I started this business law class as well as a Science and Technology class that sought to teach the history of technology, and I was thinking about my research on AI and classes that teach about ancient societies...
I think we've already created ai 1000's of years ago with forms of governments and societies.
Our laws and industries make up the "code" and "functions" of society.
Our "research"/technology is the product of our "ai".
Our legislative body and makeup of statute's and delegation to agencies, creates basically "self-organizing" code/sub-functions.
We can compare statutes and administrative bodies changes of legal conduct with diff patches...
Yeah, deep right?
The coming together [of ourselves as a society] shows that the whole is greater than the sum of the parts. By combining, we can create more intricate ideas and technologies.
It's weird, but it's almost as if societies have a soul, a zeitgeist if you will.
The only catch:
Societies can't operate without a recollection of past events.
Which requires individuals remembering things, but soon databases will do that...
Update. Thanks virmaior.
Aristotle had hit on this concept early in Greek philosophy. I think Aristotle held the Greek state as superior to all the other states for it's purity, but that is conjecture. It may be why he advised Alexander to besiege his enemies as if they were beasts but his kinsman as equal or something. I think I presented this question because it blew my mind that societies like Ancient Greece and Egypt were able to self govern themselves and created a mutually beneficial relationship with it's constituents to the point of producing some of the greatest minds of the time (more so with Greece).

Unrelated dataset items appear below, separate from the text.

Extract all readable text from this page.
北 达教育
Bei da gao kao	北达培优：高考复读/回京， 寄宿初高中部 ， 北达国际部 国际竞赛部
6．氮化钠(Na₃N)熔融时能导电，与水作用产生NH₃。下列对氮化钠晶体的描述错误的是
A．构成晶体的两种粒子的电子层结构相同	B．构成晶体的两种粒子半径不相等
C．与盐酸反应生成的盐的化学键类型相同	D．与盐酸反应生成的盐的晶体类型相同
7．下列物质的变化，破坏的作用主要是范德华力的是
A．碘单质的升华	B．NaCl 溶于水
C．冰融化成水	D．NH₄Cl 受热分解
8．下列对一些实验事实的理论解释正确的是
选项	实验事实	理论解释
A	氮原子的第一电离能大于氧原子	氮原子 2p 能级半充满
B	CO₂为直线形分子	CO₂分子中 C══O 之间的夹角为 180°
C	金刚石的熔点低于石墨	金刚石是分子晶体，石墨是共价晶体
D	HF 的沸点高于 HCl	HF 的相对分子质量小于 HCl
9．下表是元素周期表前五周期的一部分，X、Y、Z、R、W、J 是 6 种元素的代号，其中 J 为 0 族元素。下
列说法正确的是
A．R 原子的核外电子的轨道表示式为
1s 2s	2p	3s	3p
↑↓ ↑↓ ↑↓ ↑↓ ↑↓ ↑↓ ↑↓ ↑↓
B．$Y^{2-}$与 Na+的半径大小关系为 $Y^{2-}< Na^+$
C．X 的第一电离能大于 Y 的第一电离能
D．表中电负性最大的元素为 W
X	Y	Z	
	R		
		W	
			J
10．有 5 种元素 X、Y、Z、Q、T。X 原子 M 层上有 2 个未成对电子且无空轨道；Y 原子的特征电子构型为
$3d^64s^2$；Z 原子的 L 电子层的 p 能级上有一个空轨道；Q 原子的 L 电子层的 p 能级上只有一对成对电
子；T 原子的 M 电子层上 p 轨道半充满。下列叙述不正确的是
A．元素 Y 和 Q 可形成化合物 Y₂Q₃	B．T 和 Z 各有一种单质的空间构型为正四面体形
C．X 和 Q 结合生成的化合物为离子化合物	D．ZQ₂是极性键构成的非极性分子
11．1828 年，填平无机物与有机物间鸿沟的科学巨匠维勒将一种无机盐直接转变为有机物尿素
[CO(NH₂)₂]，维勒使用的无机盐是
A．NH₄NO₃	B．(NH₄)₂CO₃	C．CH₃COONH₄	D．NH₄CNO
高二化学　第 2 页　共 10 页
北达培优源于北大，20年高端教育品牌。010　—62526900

http://en.m.wikipedia.org/wiki/Wisdom_of_the_crowd
Here appears to be a case of it's use in the field of AI... Scary, but supposedly it's intent is for knowledge acquisition.
http://www.aaai.org/ocs/index.php/SSS/SSS12/paper/viewFile/4343/4693
Update While I do like Bartek M's point of view, I have already come to realize this about neural networks. Yes, they are just 1's and 0's, and a static representation of a model that produces it's own approximated function estimation of some problem.
However, imagine a universal approximation machine (this is not insanse. Imagine calculus and integrals, yet each neuron is set to a specific input of a domain problem. ANN starts it's error checking based on input/output, and it applies a Genetic Algorithm of evolution.
Something that has the ability to reproduce 1000 times over while applying a minor mutation, pick the best performing 2 copies, and then following successive generations are produced. Somethings humans can't do internally.
I've just described a genetic algorithm of evolution. Some could argue it is also "learning". Only problem is... memories. However, databases serving as input solve the issue with memory. The ANN can serve as the brain or thought processor. In essence I think there is a formula for self awareness and consciousness at the bottom of all this.
Apply this to a social problem, like figure out how a society would operate, and you can function approximate down to a lot of levels.